NEW YORK - As guest curator of the “Select” series exhibition in Cooper Hewitt, Smithsonian Design Museum, Bob Greenberg, founder of the international design innovation company R/GA engages his singular creative eye to uncover compelling design lineages and make thematic connections with the museum’s expansive collection of 210,000 objects.
In view from February 23 through September 9, 2018, “Bob Greenberg Selects” is the 16th installation in the series on which designers, artists, architects and public figures are invited to guest curate an exhibition. For this presentation, Greenberg brings together 42 innovative works from Cooper Hewitt’s holdings to explore creativity in the age of technology.
For “Bob Greenberg Selects: Connected by Design,” opening February 23 at New York’s Cooper Hewitt, advertising pioneer Bob Greenberg curates 42 items from the museum’s collection that reveal the relationship between design and technology over the last 65 years.
“A 2013 National Design Award winner for Communication, Bob is a true original – revered in his field as an iconoclastic thinker with a prescient understanding of the creative and strategic possibilities of interactive design,” said Caroline Baumann, director of Cooper Hewitt. “An enthusiastic collector of industrial design, “Bob plunged into Cooper Hewitt’s important holdings of wired and wireless tools and pulled forth a fascinating visual narrative of technology’s seismic impact on design. And as per Bob’s way, the installation will be an immersive, interactive experience involving animation, audio and video.”
The exhibition illustrates how technology has propelled design innovations in form, style and function over the past 65 years. The collection of pivotal multi-disciplinary objects explores how design and technology have augmented and revolutionized modern human life.
It is presented in four groupings: “Connected Devices” focuses on groundbreaking communications tools, ranging from the Henry Dreyfuss-designed Model 500 telephone (1953) and the early fax machine Qwip 2100 (1976-78) to the first–generation iPhone (2002) and Google Glass (2013); “Disruptive Innovations” shows objects that have been industry game changes, such as the Edison Voicewriter Dictaphone (1963) the Sony TV8-301 Portable Television (1959) and the MakerBot Replicator 2 Desktop 3D Printer (2012); while “Measurement and Calculation” features a historical range of calculators, watches and thermostats, addressing themes on computation and notation in design.

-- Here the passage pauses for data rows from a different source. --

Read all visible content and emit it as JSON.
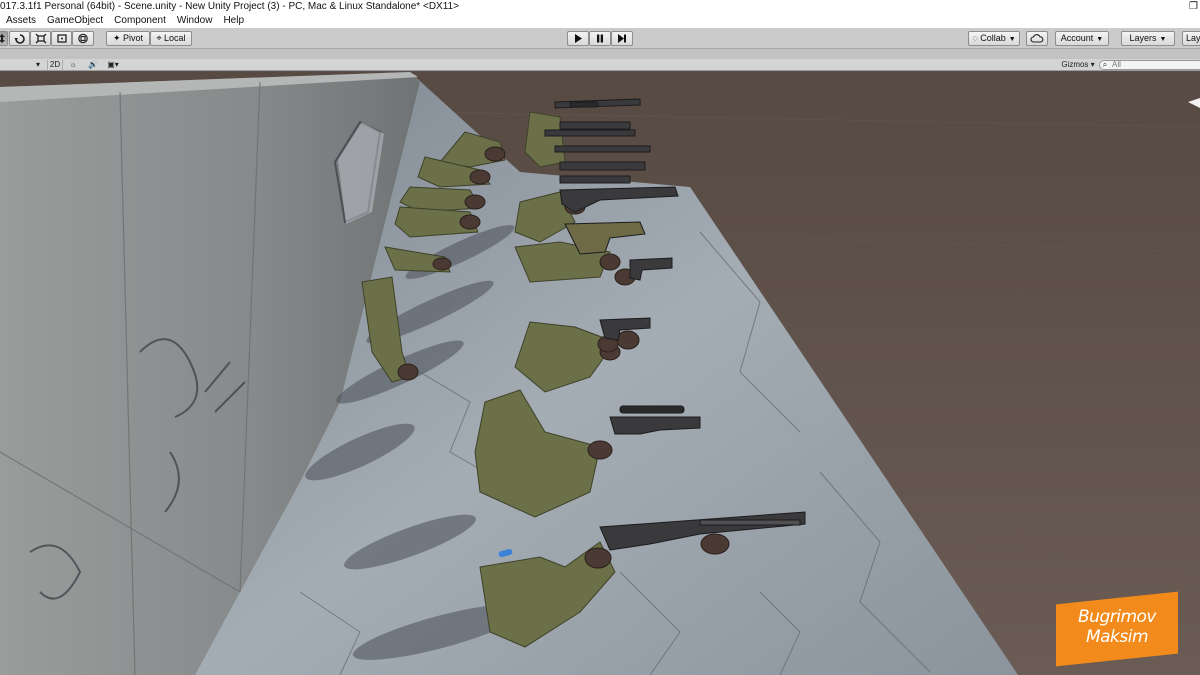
{
  "window": {
    "title": "017.3.1f1 Personal (64bit) - Scene.unity - New Unity Project (3) - PC, Mac & Linux Standalone* <DX11>"
  },
  "menu": [
    "Assets",
    "GameObject",
    "Component",
    "Window",
    "Help"
  ],
  "toolbar": {
    "pivot_label": "Pivot",
    "local_label": "Local",
    "collab_label": "Collab",
    "account_label": "Account",
    "layers_label": "Layers",
    "layout_label": "Lay"
  },
  "scene_view": {
    "mode_2d_label": "2D",
    "gizmos_label": "Gizmos",
    "search_placeholder": "All"
  },
  "watermark": {
    "line1": "Bugrimov",
    "line2": "Maksim"
  },
  "colors": {
    "ground": "#5c5049",
    "platform": "#9aa2ab",
    "wall": "#8d8f8e",
    "sleeve": "#6b7048",
    "weapon": "#3a3a3c",
    "watermark": "#f28a1c"
  }
}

German industrial designer Dieter Rams’ ten principles for good design have inspired Greenberg throughout his career, and in the curation of his new show at the Cooper Hewitt.

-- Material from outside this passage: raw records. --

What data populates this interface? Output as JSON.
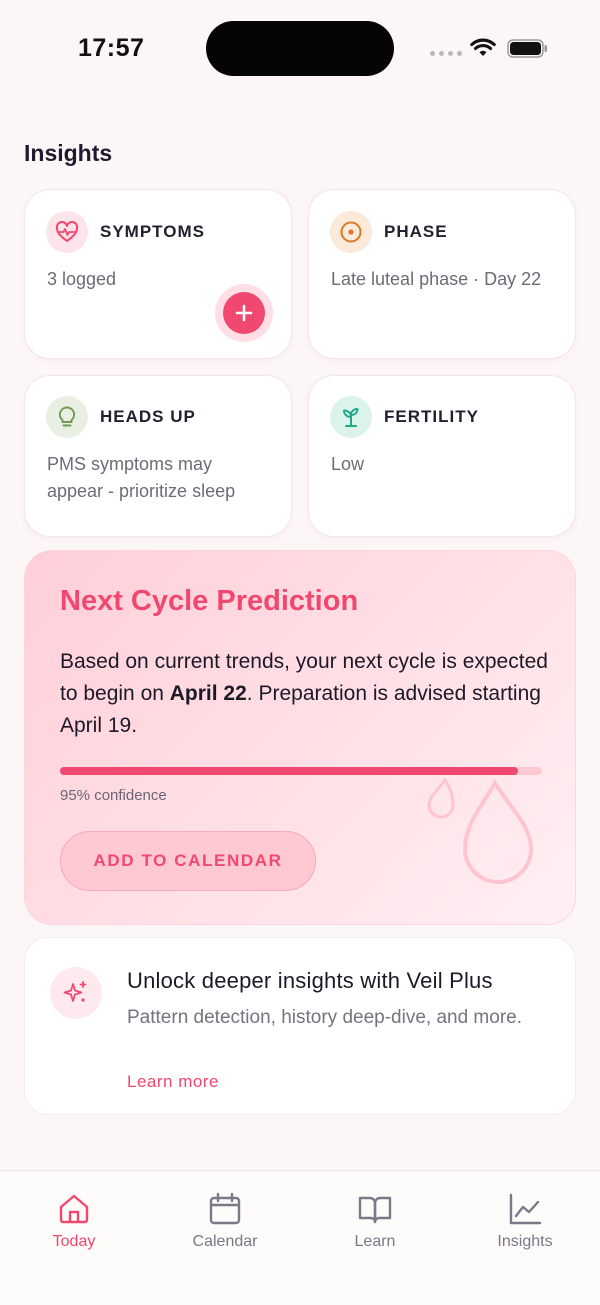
{
  "status_bar": {
    "time": "17:57"
  },
  "section_title": "Insights",
  "cards": {
    "symptoms": {
      "title": "SYMPTOMS",
      "text": "3 logged",
      "icon": "heart-pulse-icon"
    },
    "phase": {
      "title": "PHASE",
      "text": "Late luteal phase · Day 22",
      "icon": "target-circle-icon"
    },
    "heads_up": {
      "title": "HEADS UP",
      "text": "PMS symptoms may appear - prioritize sleep",
      "icon": "lightbulb-icon"
    },
    "fertility": {
      "title": "FERTILITY",
      "text": "Low",
      "icon": "sprout-icon"
    }
  },
  "prediction": {
    "title": "Next Cycle Prediction",
    "text_before": "Based on current trends, your next cycle is expected to begin on ",
    "date": "April 22",
    "text_after": ". Preparation is advised starting April 19.",
    "confidence_value": 0.95,
    "confidence_label": "95% confidence",
    "button_label": "ADD TO CALENDAR"
  },
  "upgrade": {
    "title": "Unlock deeper insights with Veil Plus",
    "text": "Pattern detection, history deep-dive, and more.",
    "link": "Learn more"
  },
  "tabs": [
    {
      "label": "Today",
      "icon": "home-icon",
      "active": true
    },
    {
      "label": "Calendar",
      "icon": "calendar-icon",
      "active": false
    },
    {
      "label": "Learn",
      "icon": "book-icon",
      "active": false
    },
    {
      "label": "Insights",
      "icon": "chart-line-icon",
      "active": false
    }
  ],
  "colors": {
    "accent": "#f0486e",
    "background": "#fdf6f6"
  }
}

The “Dieter Rams Ten Principles of Good Design”, Greenberg presents 11 objects that he considers best embody these principles including usefulness, honesty and unobtrusiveness, such as: Rams’ HLD 4 No. 4416 Hair Dryers (1970), ET55 Calculator (1980), and AB 21’s Alarm Clock (1978).
Rams’ HLD 4 No. 4416 Hair Dryers (1970): Designed by Dieter Rams (German, b. 1932); Manufactured by Braun AG (Frankfurt, Germany); Molded plastic; electronic components; each: 5 × 13.5 × 8 cm (1 15/16 × 5 5/16 × 3 1/8 in.); Gift of Robert M. Greenberg, 2017-51-22/24.

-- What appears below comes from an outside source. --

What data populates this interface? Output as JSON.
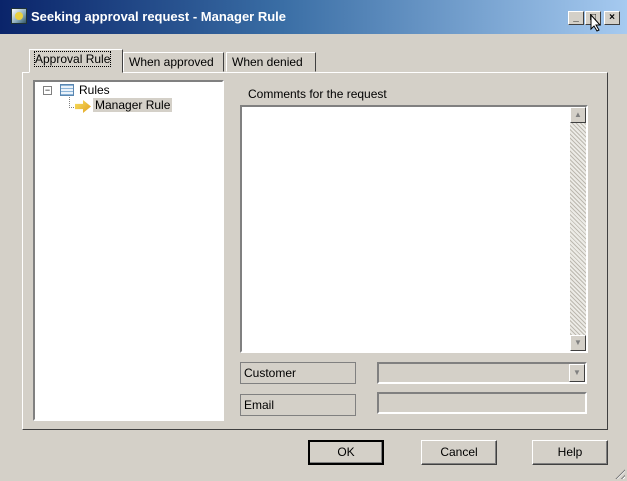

ET55 Calculator (1980): Designed by Dieter Rams (German, b. 1932) and Dietrich Lubs (German, b. 1938); Manufactured by Braun AG (Frankfurt, Germany); Molded ABS plastic, electronic components; 13.6 × 7.6 × 1 cm (5 3/8 × 3 × 3/8 in.); Gift of George R. Kravis II, 2015-5-4.
AB 21/s Travel Alarm Clock (1978): Designed by Dietrich Lubs and Dieter Rams and manufactured by Braun AG; Molded plastic, mechanical parts; Gift of Robert M. Greenberg, 2017-51-19.
“Design has always been a powerful force for innovation and progress, but never has it been more important than it is today,” said Greenberg. “I am honored to partner with Cooper Hewitt to explore the intersection of human achievements, technological advancement and design thinking as seen through the evolution of objects from the atomic age through the connected age.”
The exhibit’s interior architecture was designed by AD100 architect Toshiko Mori, who previously collaborated with Greenberg to design his Connected Home in upstate New York.
Architect Toshiko Mori serves as exhibition designer and has envisions a “room within a room” in the gallery. The former ornate drawing room of the Carnegie Mansion has been transformed to create a modern and neutral white background, facilitating intimate observation of the objects on view. The viewing is complemented by a streamline OLED lighting installation by Kaneka OLED, the first time it will be employed in an American cultural institution.
In place of traditional museum labels, visitors are encouraged to download and use an interactive app developed by R/GA. A “scan and learn” component used the image recognition software Clarifai, which allows users to take a picture of an object and discover exploratory and related materials.
The exhibition contains a video commentary on design by Greenberg, a video commentary his own 10 Principles of Design with objects included in the exhibition and drawing connections between them.